Heartbreak for India in doubles

Updated - October 26, 2016 12:20 pm IST

Published - October 08, 2010 12:45 pm IST - New Delhi

It was not to be. The top-seeds and overwhelming favourites for the gold medal, Mahesh Bhupathi and Leander Paes were dealt a straight-set semifinal dismissal by Australians Peter Luczak and Paul Hanley on Friday. What hurt more was the manner of their ouster, a succinct 6-2, 6-2 spanking in 74 minutes.

Making the day easier on India, Somdev Devvarman bounded like a jackrabbit into the men's singles final with a 6-3, 6-1 win over Matt Ebden of Australia. His metronomic proficiency from the baseline made short work of the third-seed, who stuck to his backfiring guns of beating Devvarman at his own game, only to fail miserably.

Nine double-faults

Sania Mirza made the women's final as well, and her transit was a rallying lurch across nine double-faults and Australia's Olivia Rogowska. For 30 minutes Mirza did not hold serve, looked ragged, and trailed 6-1, 3-1 before the pieces started to fall in place.

She broke Rogowska for 2-3, glued together a series of service games, and notched another break in the ninth game to nail the second set 6-4.
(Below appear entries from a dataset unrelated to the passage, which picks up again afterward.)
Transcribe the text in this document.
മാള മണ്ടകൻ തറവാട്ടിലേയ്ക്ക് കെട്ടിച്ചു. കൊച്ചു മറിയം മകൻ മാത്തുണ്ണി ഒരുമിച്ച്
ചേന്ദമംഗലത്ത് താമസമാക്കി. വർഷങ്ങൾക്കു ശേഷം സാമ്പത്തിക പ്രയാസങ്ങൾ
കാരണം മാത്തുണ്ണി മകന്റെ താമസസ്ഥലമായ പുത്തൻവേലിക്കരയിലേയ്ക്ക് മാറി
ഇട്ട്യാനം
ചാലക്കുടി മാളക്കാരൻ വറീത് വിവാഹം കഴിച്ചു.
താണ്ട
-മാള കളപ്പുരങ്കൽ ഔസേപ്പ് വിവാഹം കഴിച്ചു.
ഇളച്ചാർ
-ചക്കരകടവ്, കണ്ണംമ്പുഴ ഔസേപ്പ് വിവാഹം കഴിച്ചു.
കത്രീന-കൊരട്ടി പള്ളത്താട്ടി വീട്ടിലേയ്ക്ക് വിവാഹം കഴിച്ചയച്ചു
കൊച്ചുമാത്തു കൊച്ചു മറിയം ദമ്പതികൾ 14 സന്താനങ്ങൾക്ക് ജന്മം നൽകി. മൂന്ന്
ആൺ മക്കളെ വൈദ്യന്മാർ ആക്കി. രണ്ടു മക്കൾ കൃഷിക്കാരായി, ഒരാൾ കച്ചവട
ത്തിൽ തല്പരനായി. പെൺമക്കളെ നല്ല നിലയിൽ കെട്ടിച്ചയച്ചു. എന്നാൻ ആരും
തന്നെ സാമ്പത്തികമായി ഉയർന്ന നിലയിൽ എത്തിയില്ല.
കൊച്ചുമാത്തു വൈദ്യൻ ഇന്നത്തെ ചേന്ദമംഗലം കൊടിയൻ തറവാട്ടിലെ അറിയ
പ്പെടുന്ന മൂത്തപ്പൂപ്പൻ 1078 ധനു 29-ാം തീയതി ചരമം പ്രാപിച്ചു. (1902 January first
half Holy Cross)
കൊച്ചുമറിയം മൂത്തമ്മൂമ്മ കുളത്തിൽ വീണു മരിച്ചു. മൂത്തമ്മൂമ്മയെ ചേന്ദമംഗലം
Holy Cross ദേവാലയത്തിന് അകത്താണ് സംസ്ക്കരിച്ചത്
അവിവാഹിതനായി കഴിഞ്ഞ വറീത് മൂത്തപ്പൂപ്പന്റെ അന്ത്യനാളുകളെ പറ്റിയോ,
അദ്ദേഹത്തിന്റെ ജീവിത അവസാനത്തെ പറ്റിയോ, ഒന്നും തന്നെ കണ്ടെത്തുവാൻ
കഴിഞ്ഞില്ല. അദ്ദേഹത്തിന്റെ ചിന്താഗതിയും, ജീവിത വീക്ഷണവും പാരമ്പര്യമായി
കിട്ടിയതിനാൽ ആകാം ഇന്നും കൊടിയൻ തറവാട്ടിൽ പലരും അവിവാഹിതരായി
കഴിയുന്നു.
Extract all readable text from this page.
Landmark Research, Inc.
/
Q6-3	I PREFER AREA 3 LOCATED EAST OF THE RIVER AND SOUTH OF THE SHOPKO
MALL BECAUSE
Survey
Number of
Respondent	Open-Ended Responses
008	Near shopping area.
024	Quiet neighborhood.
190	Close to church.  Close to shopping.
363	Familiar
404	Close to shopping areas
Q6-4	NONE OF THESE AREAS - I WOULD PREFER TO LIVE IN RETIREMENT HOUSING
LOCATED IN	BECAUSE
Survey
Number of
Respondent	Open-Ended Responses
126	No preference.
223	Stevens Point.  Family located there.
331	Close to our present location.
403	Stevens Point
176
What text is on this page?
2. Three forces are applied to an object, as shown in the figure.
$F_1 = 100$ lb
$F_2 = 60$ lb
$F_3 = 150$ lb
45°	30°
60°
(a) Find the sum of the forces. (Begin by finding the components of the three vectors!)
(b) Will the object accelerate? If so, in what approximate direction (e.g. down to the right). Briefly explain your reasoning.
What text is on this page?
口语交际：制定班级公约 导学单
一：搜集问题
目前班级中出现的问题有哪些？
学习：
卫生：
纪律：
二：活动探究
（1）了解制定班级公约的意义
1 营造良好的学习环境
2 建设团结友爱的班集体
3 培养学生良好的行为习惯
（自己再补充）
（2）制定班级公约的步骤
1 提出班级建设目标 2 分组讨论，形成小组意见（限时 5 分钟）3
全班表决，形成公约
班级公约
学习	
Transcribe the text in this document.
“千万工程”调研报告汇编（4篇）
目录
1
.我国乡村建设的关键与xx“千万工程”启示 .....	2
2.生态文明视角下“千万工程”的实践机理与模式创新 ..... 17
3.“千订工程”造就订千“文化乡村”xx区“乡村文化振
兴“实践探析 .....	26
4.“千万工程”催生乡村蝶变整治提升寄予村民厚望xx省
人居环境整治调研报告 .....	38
With a curiously calm husband and a hyperventilating father for support in the stands, Mirza opened the decider by destroying Rogowska's serve to love.

Another break in the fifth game gave Mirza the leeway of losing her serve one more time, a cushion she made full use of when serving for the match at 5-2. But three matchpoints at 5-4 were too much to quander, even for someone as erratic on serve as her.

Consistence personified

Earlier, Devvarman was consistence personified from the backcourt, as he wrapped up his semifinal against Ebden in 70 minutes. An extra break in the first set and two in the second gave Devvarman his walking papers into the final, where his rival will be Greg Jones.

India received another blow in men's doubles when Devvarman and Rohan Bopanna lost their semifinal to England's Ross Hutchins and Kenneth Skupski after being a set up. The 6-3, 3-6, 4-6 loss, however, ensured a bronze for India, as the contest for that medal will be between two Indians pairs.

In women's doubles, Nirupama Sanjeev and Poojashree Venkatesha lost 7-5, 3-6, 5-7 to Australia's Jessica Moore and Rogowska in the semifinal.